Arab League, African Union deafening silence regarding Algeria-Spain feud
Nothing demonstrates the deep isolation of the Algerian regime in its Arab and African environment than the abstinence of the Arab League and the African Union from taking a stand on the Algeria-Spain feud.
In contrast, when Spain tried to Europeanize its crisis with Morocco last year, the Arab League, the Arab Parliament and the African parliament reacted in support of Morocco’s position and lauded its efforts to curb illegal migration.
But with Algeria, there is a resounding silence as the civilian façade stumbles on its erratic decisions.
Algeria had canceled a neighborliness deal with Spain, asked its banks to abstain from processing import and export activities with Spain and tacitly threatened to use the migration card against Spain. All of these measures came in retaliation for a sovereign Spanish decision to support Morocco’s sovereignty over the Sahara.
The Arab League and the African Union are aware of Algeria’s hegemonic agenda and its use of separatist militias for decades in a failed bid to unsettle its neighbor Morocco. As the feud with Spain becomes a conflict with the EU, Algeria is left alone acting like a pariah state ready to use its only resource, gas, to blackmail its second trading partner, Spain.

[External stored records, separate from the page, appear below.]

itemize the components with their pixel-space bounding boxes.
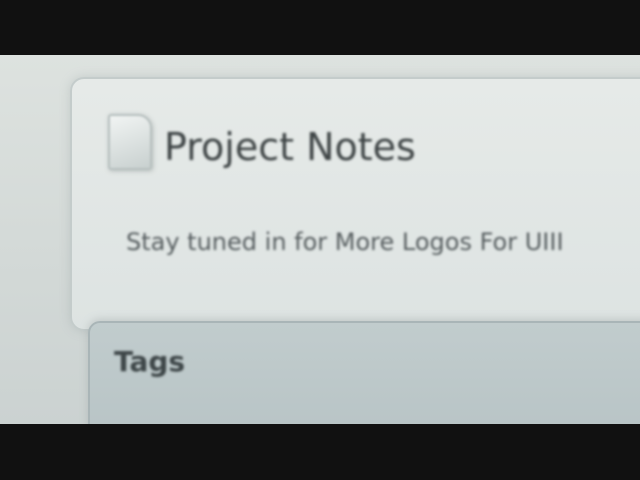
tags-title: Tags bbox=[114, 345, 186, 378]
project-notes-title: Project Notes bbox=[164, 125, 416, 169]
project-notes-panel: Project Notes Stay tuned in for More Log… bbox=[70, 77, 640, 331]
screen-area: Project Notes Stay tuned in for More Log… bbox=[0, 55, 640, 424]
video-frame: Project Notes Stay tuned in for More Log… bbox=[0, 0, 640, 480]
document-icon bbox=[108, 114, 152, 170]
project-notes-text: Stay tuned in for More Logos For UIII bbox=[126, 228, 564, 256]
tags-panel: Tags bbox=[88, 321, 640, 424]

As Algeria receives a blow from the EU asking it to backpedal on its hostile and discriminatory measures against Spain, the rest of the Arab world and Africa watch and wonders what is Algeria doing? It is actually showing its real face as the real party that prevents a political solution to the Sahara conflict.
Algerian diplomacy, faithful to its nervous reactions on the hot, has issued a statement saying they are not waiting for any friendly state or organization to support it in its crisis with Spain, in a tone that indicates the isolation of Algeria in its immediate neighborhood.
Even the Arab League summit, that was scheduled for March in Algiers, is shrouded in uncertainty due to Algeria’s constant warmongering and hostile moves against Morocco.
Algeria’s isolation is self-imposed by a regime that is ready to shoot itself in the foot as it reluctantly realizes that the days of the Polisario separatists are over.